When my team is needed immediately, instead of people trying to catch someone on the phone or by email during off-hours, it's easier to use this kind of service. People can just fire an email to an on-call email address and it will catch the current on-call who knows he has to be available at that time.
Also, because we are not a large group and we do not have our eyes on glass 24/7, we need to have one on-call available for several projects. The current on-call may not always understand why a project is firing an alert, but he will know how to easily reach the person who is the focal point for the project in question.
Also, most of the time, the teams that want to engage my team are not so fluent in English and it's easier to understand someone via email. But my team is not always in front of their emails. PagerDuty is doing the bridging between the email being sent that asks for help and those who can provide the help. PagerDuty calls our on-call and he answers the phone and understands that there is a real issue. After that, he reads the email or looks in the body of the pager message and gets an understanding of what the issue is, and engages the focal point.
What is most valuable?
It's a tool for incident management, to help us understand what happened during an alert. A cool feature is that it helps us to understand the flow of the alert. If the alert was coming to the current on-call and he didn't catch the call or didn't notice it for any reason, it starts being escalated automatically, according to the escalation schedule, or to other teammates. You can see the flow very easily on your phone or via the website, if you want to do a post-mortem.
The solution’s alerting functionality is very good. It does the job. It's not that it only works sometimes. It works every time it needs to. It also knows how to close alerts that are closed from the monitoring system and you can easily close and acknowledge alerts via your phone even if you don't have the mobile app. You can do it with an SMS. So at 2:00 a.m., it's very easy to navigate an incident.
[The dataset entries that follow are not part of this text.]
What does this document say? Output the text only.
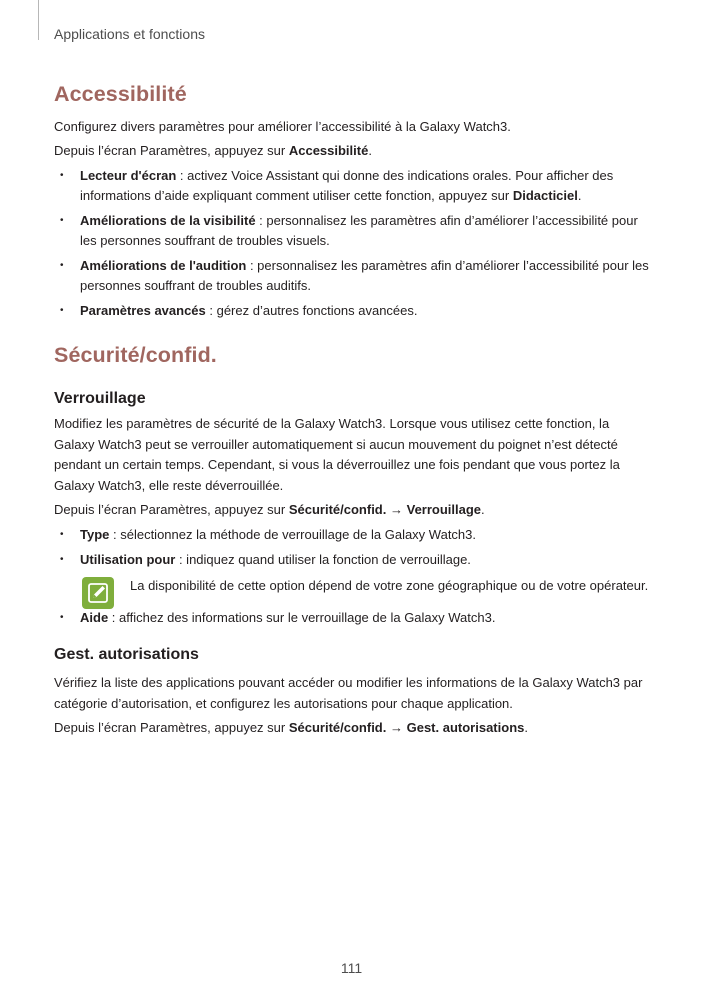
Applications et fonctions
Accessibilité

Configurez divers paramètres pour améliorer l’accessibilité à la Galaxy Watch3.

Depuis l’écran Paramètres, appuyez sur Accessibilité.

• Lecteur d'écran : activez Voice Assistant qui donne des indications orales. Pour afficher des informations d’aide expliquant comment utiliser cette fonction, appuyez sur Didacticiel.
• Améliorations de la visibilité : personnalisez les paramètres afin d’améliorer l’accessibilité pour les personnes souffrant de troubles visuels.
• Améliorations de l'audition : personnalisez les paramètres afin d’améliorer l’accessibilité pour les personnes souffrant de troubles auditifs.
• Paramètres avancés : gérez d’autres fonctions avancées.
Sécurité/confid.
Verrouillage

Modifiez les paramètres de sécurité de la Galaxy Watch3. Lorsque vous utilisez cette fonction, la Galaxy Watch3 peut se verrouiller automatiquement si aucun mouvement du poignet n’est détecté pendant un certain temps. Cependant, si vous la déverrouillez une fois pendant que vous portez la Galaxy Watch3, elle reste déverrouillée.

Depuis l’écran Paramètres, appuyez sur Sécurité/confid. → Verrouillage.

• Type : sélectionnez la méthode de verrouillage de la Galaxy Watch3.
• Utilisation pour : indiquez quand utiliser la fonction de verrouillage.

La disponibilité de cette option dépend de votre zone géographique ou de votre opérateur.

• Aide : affichez des informations sur le verrouillage de la Galaxy Watch3.
Gest. autorisations

Vérifiez la liste des applications pouvant accéder ou modifier les informations de la Galaxy Watch3 par catégorie d’autorisation, et configurez les autorisations pour chaque application.

Depuis l’écran Paramètres, appuyez sur Sécurité/confid. → Gest. autorisations.

111
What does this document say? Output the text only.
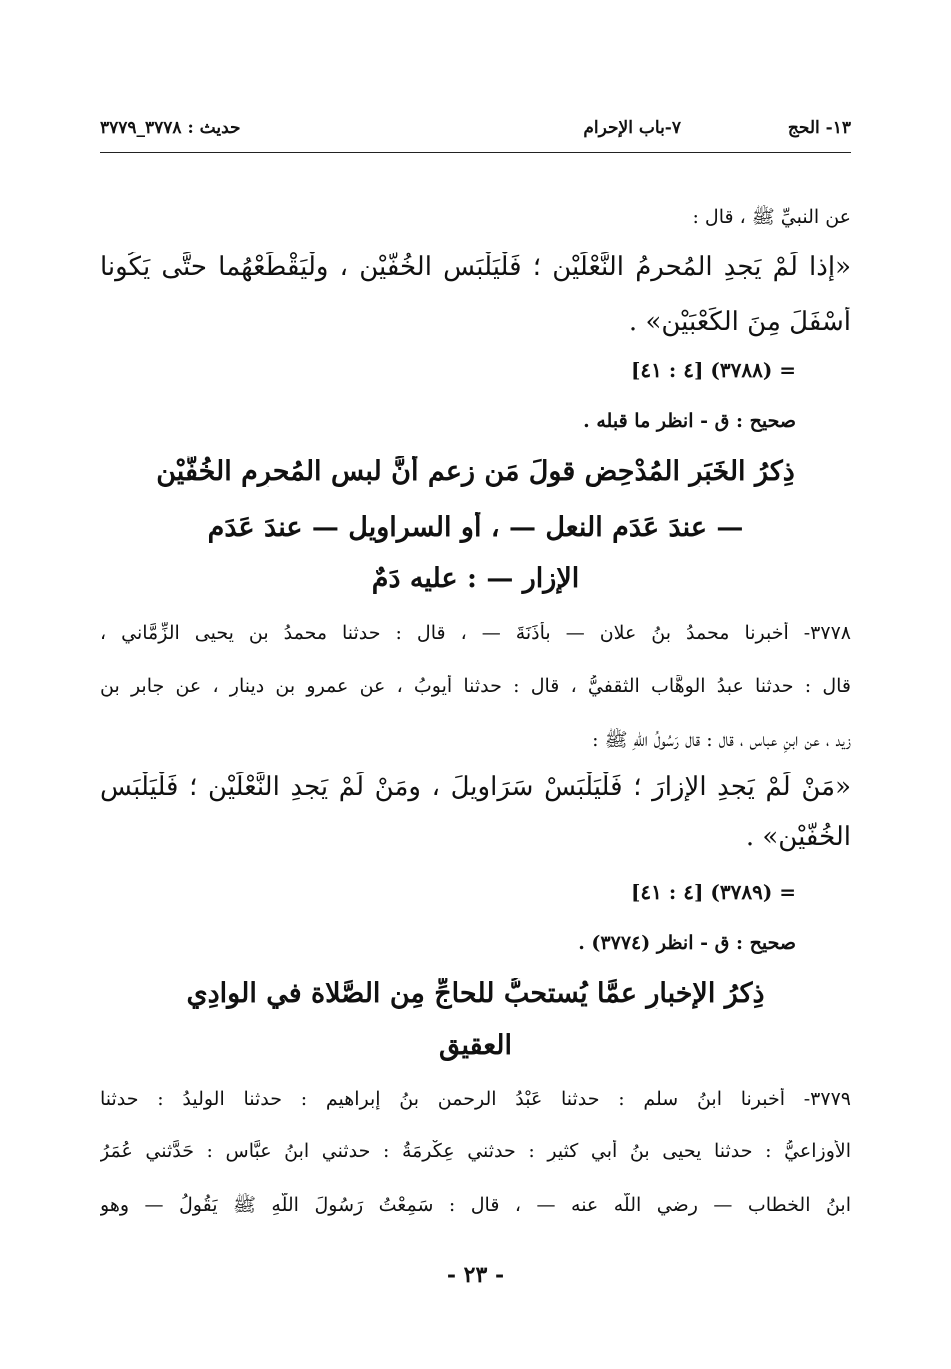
١٣- الحج
٧-باب الإحرام
حديث : ٣٧٧٨_٣٧٧٩
عن النبيِّ ﷺ ، قال :
«إذا لَمْ يَجدِ المُحرِمُ النَّعْلَيْنِ ؛ فَلْيَلْبَسِ الخُفَّيْنِ ، ولْيَقْطَعْهُما حتَّى يَكُونا
أَسْفَلَ مِنَ الكَعْبَيْنِ» .
= (٣٧٨٨) [٤ : ٤١]
صحيح : ق - انظر ما قبله .
ذِكرُ الخَبَرِ المُدْحِضِ قولَ مَن زعم أنَّ لبس المُحرِمِ الخُفَّيْن
— عندَ عَدَمِ النعل — ، أو السراويل — عندَ عَدَمِ
الإزار — : عليه دَمٌ
٣٧٧٨- أخبرنا محمدُ بنُ علان — بأَذَنَةَ — ، قال : حدثنا محمدُ بن يحيى الزِّمَّاني ،
قال : حدثنا عبدُ الوهَّاب الثقفيُّ ، قال : حدثنا أيوبُ ، عن عمرِو بن دينارٍ ، عن جابر بن
زيد ، عن ابنِ عباس ، قال : قال رَسُولُ اللّهِ ﷺ :
«مَنْ لَمْ يَجدِ الإزارَ ؛ فَلْيَلْبَسْ سَرَاويلَ ، ومَنْ لَمْ يَجدِ النَّعْلَيْنِ ؛ فَلْيَلْبَس
الخُفَّيْنِ» .
= (٣٧٨٩) [٤ : ٤١]
صحيح : ق - انظر (٣٧٧٤) .
ذِكرُ الإخبارِ عمَّا يُستحبُّ للحاجِّ مِن الصَّلاة في الوادِي
العقيق
٣٧٧٩- أخبرنا ابنُ سلمٍ : حدثنا عَبْدُ الرحمن بنُ إبراهيم : حدثنا الوليدُ : حدثنا
الأوزاعيُّ : حدثنا يحيى بنُ أبي كثيرٍ : حدثني عِكْرِمَةُ : حدثني ابنُ عبَّاس : حَدَّثني عُمَرُ
ابنُ الخطاب — رضي اللّه عنه — ، قال : سَمِعْتُ رَسُولَ اللّهِ ﷺ يَقُولُ — وهو
- ٢٣ -
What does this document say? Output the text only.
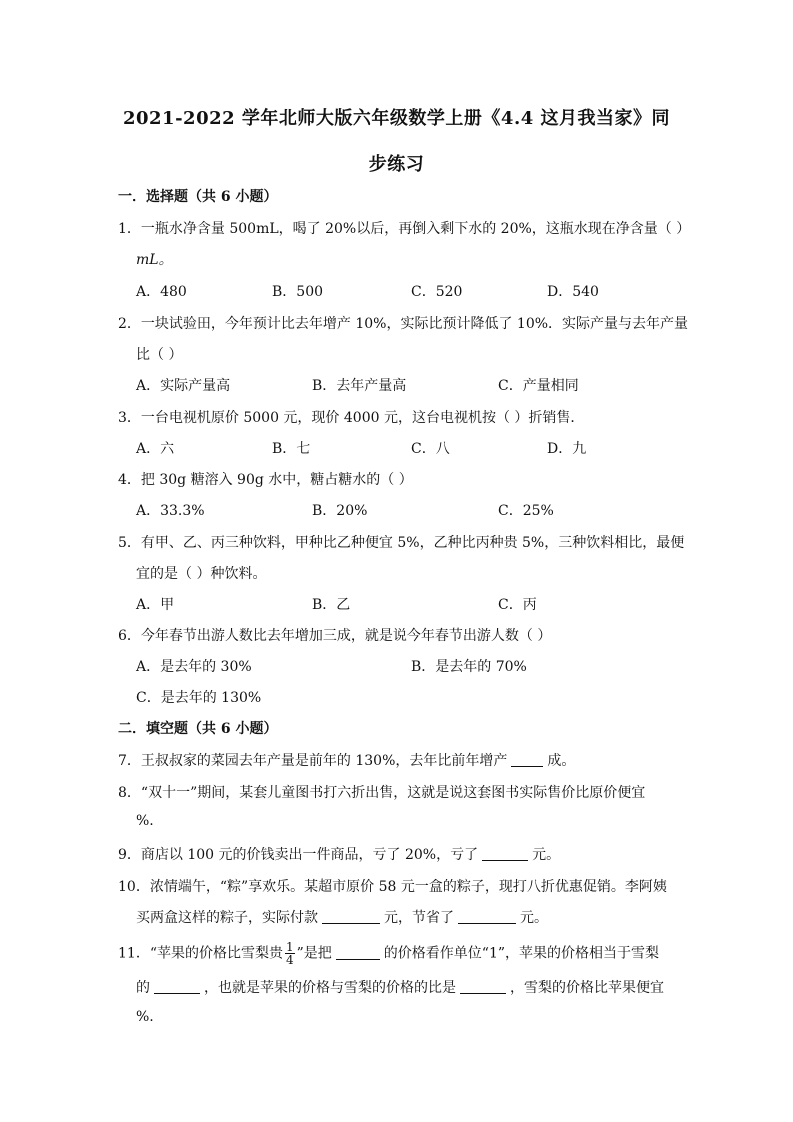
2021-2022 学年北师大版六年级数学上册《4.4 这月我当家》同
步练习
一．选择题（共 6 小题）
1．一瓶水净含量 500mL，喝了 20%以后，再倒入剩下水的 20%，这瓶水现在净含量（ ）
mL。
A．480	B．500	C．520	D．540
2．一块试验田，今年预计比去年增产 10%，实际比预计降低了 10%．实际产量与去年产量
比（ ）
A．实际产量高	B．去年产量高	C．产量相同
3．一台电视机原价 5000 元，现价 4000 元，这台电视机按（ ）折销售．
A．六	B．七	C．八	D．九
4．把 30g 糖溶入 90g 水中，糖占糖水的（ ）
A．33.3%	B．20%	C．25%
5．有甲、乙、丙三种饮料，甲种比乙种便宜 5%，乙种比丙种贵 5%，三种饮料相比，最便
宜的是（ ）种饮料。
A．甲	B．乙	C．丙
6．今年春节出游人数比去年增加三成，就是说今年春节出游人数（ ）
A．是去年的 30%	B．是去年的 70%
C．是去年的 130%
二．填空题（共 6 小题）
7．王叔叔家的菜园去年产量是前年的 130%，去年比前年增产	成。
8．“双十一”期间，某套儿童图书打六折出售，这就是说这套图书实际售价比原价便宜
%.
9．商店以 100 元的价钱卖出一件商品，亏了 20%，亏了	元。
10．浓情端午，“粽”享欢乐。某超市原价 58 元一盒的粽子，现打八折优惠促销。李阿姨
买两盒这样的粽子，实际付款	元，节省了	元。
11．“苹果的价格比雪梨贵 $\frac{1}{4}$ ”是把	的价格看作单位“1”，苹果的价格相当于雪梨
的	，也就是苹果的价格与雪梨的价格的比是	，雪梨的价格比苹果便宜
%.
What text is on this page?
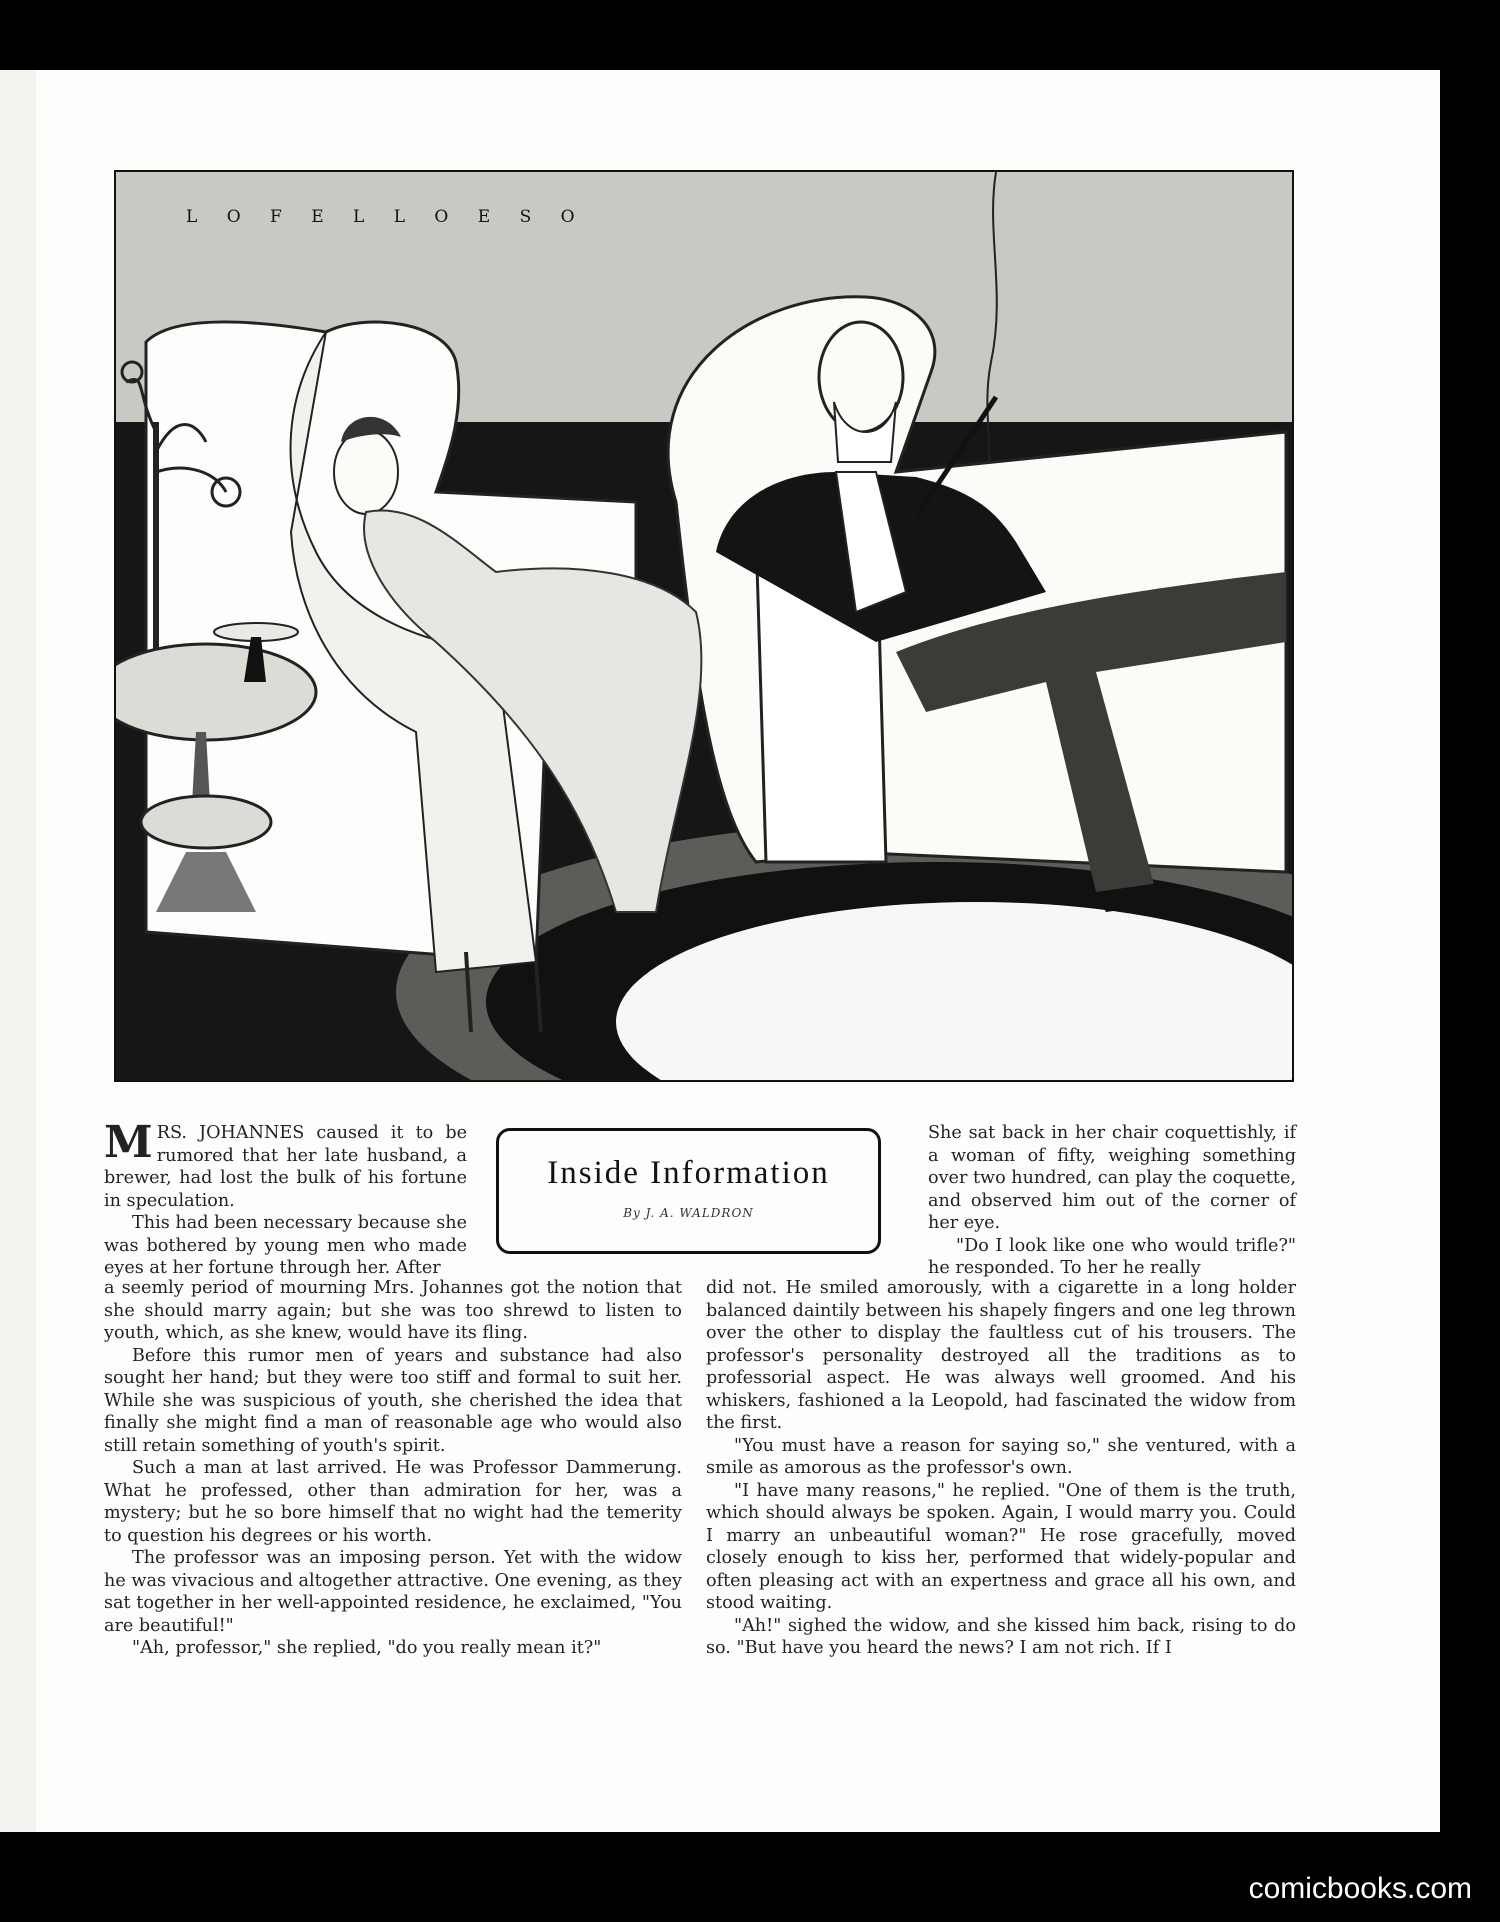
L O F E L L O E S O

MRS. JOHANNES caused it to be rumored that her late husband, a brewer, had lost the bulk of his fortune in speculation.

This had been necessary because she was bothered by young men who made eyes at her fortune through her. After

Inside Information
By J. A. WALDRON

She sat back in her chair coquettishly, if a woman of fifty, weighing something over two hundred, can play the coquette, and observed him out of the corner of her eye.

"Do I look like one who would trifle?" he responded. To her he really

a seemly period of mourning Mrs. Johannes got the notion that she should marry again; but she was too shrewd to listen to youth, which, as she knew, would have its fling.

Before this rumor men of years and substance had also sought her hand; but they were too stiff and formal to suit her. While she was suspicious of youth, she cherished the idea that finally she might find a man of reasonable age who would also still retain something of youth's spirit.

Such a man at last arrived. He was Professor Dammerung. What he professed, other than admiration for her, was a mystery; but he so bore himself that no wight had the temerity to question his degrees or his worth.

The professor was an imposing person. Yet with the widow he was vivacious and altogether attractive. One evening, as they sat together in her well-appointed residence, he exclaimed, "You are beautiful!"

"Ah, professor," she replied, "do you really mean it?"

did not. He smiled amorously, with a cigarette in a long holder balanced daintily between his shapely fingers and one leg thrown over the other to display the faultless cut of his trousers. The professor's personality destroyed all the traditions as to professorial aspect. He was always well groomed. And his whiskers, fashioned a la Leopold, had fascinated the widow from the first.

"You must have a reason for saying so," she ventured, with a smile as amorous as the professor's own.

"I have many reasons," he replied. "One of them is the truth, which should always be spoken. Again, I would marry you. Could I marry an unbeautiful woman?" He rose gracefully, moved closely enough to kiss her, performed that widely-popular and often pleasing act with an expertness and grace all his own, and stood waiting.

"Ah!" sighed the widow, and she kissed him back, rising to do so. "But have you heard the news? I am not rich. If I

comicbooks.com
The email-for-alerting integration is also valuable. If there is a team that needs my team, they can easily send an email with the subject and why they want us to be on board and that we should start investigating an issue. Instead of how it worked in the past, when they would call the on-call number and start talking and try to explain what is going on, they just send an email and it pages the current on-call who is scheduled. It's very nice and easy.
While using PagerDuty hasn't resulted in a decrease in issues, it has allowed us, in combination with the monitoring systems, to know about issues before customers are alerting us. If a monitoring system was only sending emails, those emails could be missed among thousands of emails. But if we create alerts in New Relic, which integrates with PagerDuty, and we get a call from PagerDuty, it's much better. By not missing an email, it allows us, during working hours, to engage with other teams or to resolve the issue without causing problems to our customers. Issues can be resolved before someone notices.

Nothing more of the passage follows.